Dans le cadre du territoire de contractualisation régionale et en vue de mutualiser réflexions et actions, la CdC de l’île de Ré participe à l’élaboration d’un Plan Alimentaire Territorial, en lien avec les collectivités Aunis Sud, Aunis Atlantique et La Rochelle Agglo
Lundi 14 juin, Lionel Quillet, président de la CdC , accompagné de Patrick Rayton, 1er VP de la CdC et Maire de La Couarde, a présenté la démarche aux médias et à plusieurs producteurs locaux*, sur le site de production de tomates de Laurent Benuzzi, « Les Rondes de Ré », labellisé « + de 17 dans nos assiettes » (label départemental). Exemple d’un maraîchage très proche de zones urbanisées et rencontrant des difficultés d’expansion.
« Ancien restaurateur à Ars, Mr Benuzzi a remis en culture des friches, non loin des habitations du centre-bourg, c’est très bien. Mais nous avons des difficultés à régler les sujets d’urbanisme : si les tunnels – démontables – sont autorisés en zone AP dans le PLUi (Plan local d’urbanisme intercommunal), les serres ne le sont pas. Ce qui fait que durant toute une période de l’année nous n’avons pas de production locale de légumes, en particulier. Et nous avons à gérer certains administrés qui se plaignent de l’esthétique. » a expliqué Patrick Rayton, poursuivant : « toutes les terres ne sont pas adaptées au maraîchage, il faut étudier la qualité des sols ».
« En 2022 il faudra cibler sur une carte les zones où le maraîchage peut se positionner, et élaborer une carte CIGALE 2, ainsi que la révision du PLUi.
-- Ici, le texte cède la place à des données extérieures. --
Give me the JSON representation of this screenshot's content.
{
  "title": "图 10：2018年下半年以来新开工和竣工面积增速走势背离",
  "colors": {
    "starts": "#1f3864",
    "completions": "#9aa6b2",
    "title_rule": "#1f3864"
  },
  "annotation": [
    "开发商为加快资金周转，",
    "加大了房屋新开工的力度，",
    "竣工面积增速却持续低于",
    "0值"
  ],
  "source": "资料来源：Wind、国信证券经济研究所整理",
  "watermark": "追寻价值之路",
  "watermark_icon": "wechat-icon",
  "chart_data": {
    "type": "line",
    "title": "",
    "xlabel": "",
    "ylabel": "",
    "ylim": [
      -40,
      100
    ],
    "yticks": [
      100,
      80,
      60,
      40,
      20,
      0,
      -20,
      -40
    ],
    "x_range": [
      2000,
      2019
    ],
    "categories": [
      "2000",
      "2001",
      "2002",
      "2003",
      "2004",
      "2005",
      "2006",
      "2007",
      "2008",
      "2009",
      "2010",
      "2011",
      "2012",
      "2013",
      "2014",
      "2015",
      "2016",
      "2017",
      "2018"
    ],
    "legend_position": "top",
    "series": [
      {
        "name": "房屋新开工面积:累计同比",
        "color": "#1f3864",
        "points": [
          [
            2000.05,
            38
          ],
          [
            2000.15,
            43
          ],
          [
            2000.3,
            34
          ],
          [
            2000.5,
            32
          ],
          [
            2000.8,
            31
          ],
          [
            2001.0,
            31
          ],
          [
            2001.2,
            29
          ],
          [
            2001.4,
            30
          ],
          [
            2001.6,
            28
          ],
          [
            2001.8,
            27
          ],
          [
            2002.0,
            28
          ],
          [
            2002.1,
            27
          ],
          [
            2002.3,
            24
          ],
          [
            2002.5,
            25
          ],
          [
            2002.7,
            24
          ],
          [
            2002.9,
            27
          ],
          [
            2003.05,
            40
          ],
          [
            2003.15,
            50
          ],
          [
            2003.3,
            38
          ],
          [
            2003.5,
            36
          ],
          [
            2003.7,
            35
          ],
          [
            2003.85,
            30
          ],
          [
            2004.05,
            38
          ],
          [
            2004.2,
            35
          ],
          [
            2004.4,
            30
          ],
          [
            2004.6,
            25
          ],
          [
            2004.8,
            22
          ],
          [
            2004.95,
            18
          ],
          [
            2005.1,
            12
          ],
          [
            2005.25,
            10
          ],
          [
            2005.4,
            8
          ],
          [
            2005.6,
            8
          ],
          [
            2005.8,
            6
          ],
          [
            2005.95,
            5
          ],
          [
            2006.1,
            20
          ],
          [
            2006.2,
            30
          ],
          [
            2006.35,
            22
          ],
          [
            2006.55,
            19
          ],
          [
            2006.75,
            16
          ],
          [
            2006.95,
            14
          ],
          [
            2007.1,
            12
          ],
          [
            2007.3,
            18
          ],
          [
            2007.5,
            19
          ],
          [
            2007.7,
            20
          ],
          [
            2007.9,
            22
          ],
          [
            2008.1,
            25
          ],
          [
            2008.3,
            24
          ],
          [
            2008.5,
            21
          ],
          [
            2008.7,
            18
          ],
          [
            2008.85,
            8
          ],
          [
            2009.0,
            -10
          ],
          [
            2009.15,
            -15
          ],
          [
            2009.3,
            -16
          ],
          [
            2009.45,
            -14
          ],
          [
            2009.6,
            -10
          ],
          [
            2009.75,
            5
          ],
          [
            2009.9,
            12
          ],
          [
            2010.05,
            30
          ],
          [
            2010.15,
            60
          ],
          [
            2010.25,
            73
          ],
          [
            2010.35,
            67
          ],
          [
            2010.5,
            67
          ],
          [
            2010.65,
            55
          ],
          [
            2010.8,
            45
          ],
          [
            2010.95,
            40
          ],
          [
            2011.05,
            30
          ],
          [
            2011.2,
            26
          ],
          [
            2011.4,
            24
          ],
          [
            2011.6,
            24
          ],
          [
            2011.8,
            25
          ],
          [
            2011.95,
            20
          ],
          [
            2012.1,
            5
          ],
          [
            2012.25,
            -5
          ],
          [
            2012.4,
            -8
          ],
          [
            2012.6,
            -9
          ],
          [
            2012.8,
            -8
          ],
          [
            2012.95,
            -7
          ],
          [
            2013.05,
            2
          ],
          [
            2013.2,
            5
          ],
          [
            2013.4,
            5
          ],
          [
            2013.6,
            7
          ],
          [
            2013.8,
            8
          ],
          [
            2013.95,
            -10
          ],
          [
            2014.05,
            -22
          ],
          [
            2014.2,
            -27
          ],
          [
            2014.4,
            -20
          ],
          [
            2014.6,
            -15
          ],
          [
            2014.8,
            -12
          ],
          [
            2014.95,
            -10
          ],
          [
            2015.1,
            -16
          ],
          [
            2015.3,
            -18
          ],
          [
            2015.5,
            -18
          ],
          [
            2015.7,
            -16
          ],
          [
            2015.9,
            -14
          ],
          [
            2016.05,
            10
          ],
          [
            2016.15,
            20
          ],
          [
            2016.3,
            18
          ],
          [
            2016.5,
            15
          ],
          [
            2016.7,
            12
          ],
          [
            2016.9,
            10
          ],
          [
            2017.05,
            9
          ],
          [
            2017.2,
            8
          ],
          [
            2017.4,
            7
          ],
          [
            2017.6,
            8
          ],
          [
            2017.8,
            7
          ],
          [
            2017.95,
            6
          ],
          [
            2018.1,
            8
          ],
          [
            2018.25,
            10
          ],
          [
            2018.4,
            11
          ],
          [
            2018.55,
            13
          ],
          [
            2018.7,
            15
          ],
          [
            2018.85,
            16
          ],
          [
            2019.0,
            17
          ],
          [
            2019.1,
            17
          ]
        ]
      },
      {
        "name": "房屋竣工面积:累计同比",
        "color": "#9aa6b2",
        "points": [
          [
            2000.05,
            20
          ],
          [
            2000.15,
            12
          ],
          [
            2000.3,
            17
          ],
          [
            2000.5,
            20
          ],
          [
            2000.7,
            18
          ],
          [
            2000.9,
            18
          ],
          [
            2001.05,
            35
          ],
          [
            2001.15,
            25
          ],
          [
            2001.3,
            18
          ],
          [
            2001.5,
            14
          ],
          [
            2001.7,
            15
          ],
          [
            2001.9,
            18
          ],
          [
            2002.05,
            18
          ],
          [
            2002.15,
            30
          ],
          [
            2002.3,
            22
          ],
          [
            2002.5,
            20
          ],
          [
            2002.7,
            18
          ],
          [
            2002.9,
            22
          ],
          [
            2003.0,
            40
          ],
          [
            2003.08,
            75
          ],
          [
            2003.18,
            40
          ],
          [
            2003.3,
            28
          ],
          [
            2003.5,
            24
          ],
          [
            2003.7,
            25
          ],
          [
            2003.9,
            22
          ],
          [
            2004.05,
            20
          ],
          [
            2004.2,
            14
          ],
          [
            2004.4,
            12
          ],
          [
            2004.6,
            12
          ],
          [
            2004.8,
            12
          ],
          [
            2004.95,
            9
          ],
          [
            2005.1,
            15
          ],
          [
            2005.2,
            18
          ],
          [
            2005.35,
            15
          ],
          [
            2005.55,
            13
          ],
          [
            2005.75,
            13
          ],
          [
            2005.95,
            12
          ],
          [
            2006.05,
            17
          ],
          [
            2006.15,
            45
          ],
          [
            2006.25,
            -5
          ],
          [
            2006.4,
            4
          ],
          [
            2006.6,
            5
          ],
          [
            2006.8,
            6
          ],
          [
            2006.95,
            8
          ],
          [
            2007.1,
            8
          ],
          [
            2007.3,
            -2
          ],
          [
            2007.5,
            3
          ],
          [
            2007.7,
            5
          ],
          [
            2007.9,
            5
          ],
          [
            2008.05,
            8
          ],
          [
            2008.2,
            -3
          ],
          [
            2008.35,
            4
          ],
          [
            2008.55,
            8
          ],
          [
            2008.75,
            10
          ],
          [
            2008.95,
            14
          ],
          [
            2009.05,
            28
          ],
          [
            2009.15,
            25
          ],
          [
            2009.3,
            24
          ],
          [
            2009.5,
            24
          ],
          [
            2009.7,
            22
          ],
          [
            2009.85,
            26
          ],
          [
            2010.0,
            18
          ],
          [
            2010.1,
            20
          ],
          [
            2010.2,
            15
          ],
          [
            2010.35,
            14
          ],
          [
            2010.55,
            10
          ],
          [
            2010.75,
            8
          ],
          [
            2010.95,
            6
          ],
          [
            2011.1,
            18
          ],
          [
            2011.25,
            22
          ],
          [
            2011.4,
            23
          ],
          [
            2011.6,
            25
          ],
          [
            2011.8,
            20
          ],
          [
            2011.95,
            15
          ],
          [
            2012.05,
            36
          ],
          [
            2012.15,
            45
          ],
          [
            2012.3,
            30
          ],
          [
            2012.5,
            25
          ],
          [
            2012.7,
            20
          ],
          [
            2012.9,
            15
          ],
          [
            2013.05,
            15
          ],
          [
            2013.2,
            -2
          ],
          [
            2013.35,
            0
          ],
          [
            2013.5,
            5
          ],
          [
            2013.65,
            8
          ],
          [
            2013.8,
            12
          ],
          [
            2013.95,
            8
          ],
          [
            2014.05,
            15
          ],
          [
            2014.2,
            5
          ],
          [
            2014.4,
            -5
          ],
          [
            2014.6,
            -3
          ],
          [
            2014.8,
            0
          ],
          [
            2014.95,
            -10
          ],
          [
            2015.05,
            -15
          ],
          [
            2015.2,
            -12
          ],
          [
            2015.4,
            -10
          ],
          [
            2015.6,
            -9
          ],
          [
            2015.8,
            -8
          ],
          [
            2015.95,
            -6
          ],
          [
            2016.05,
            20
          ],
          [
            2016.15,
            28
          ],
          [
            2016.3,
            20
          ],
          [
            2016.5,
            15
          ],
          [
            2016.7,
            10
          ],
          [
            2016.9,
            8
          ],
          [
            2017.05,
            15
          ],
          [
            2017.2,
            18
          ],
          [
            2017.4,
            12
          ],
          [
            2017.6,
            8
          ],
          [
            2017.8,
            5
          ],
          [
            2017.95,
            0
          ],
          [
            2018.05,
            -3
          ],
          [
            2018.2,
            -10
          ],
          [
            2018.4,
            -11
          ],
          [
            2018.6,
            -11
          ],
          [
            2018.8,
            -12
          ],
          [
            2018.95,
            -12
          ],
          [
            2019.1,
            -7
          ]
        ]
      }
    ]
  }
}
Il y a trois enjeux pour le développement agricole : trouver du foncier – nous avons des terres en réserve, du fait de la préemption que permet l’écotaxe, nous risquons plutôt de manquer de bras -, de l’eau pour le maraîchage, et pouvoir installer des serres, ce qui est très difficile en environnement protégé » a renchéri Lionel Quillet.
Un projet très encadré
Un Plan Alimentaire Territorial vise à relocaliser l’agriculture et l’alimentation dans les territoires en soutenant l’installation d’agriculteurs, les circuits courts et les produits locaux en restauration collective. Son élaboration s’inscrit dans le cadre de la Loi Avenir pour l’Agriculture, l’Alimentation et la Forêt de 2014 , mais aussi dans celui du Plan National pour l’Alimentation 2019-2023 et de la Loi Egalim pour la restauration collective, sans oublier l’article L1 du code rural qui prône un PAT visant à rapprocher les producteurs, les transformateurs, les distributeurs, les collectivités territoriales et les consommateurs, et à développer l’agriculture sur les territoires et la qualité de l’alimentation.
La Région Nouvelle-Aquitaine a précisé dans sa feuille de route de grands objectifs ; créer de la valeur au bénéfice des agriculteurs, développer les approvisionnements en produits locaux de qualité, relocaliser l’économie alimentaire.
Sur l’île de Ré, ce PAT s’inscrit dans le cadre du Projet d’Aménagement et de Développement Durable, dont l’un des objectifs est la préservation et le développement des espaces agricoles, ainsi que des activités primaires durables et diversifiées. Il devra aussi s’intégrer dans le Schéma de Développement Durable, en cours d’élaboration, souhaitant allier qualité environnementale des activités humaines, efficacité économique et équité sociale.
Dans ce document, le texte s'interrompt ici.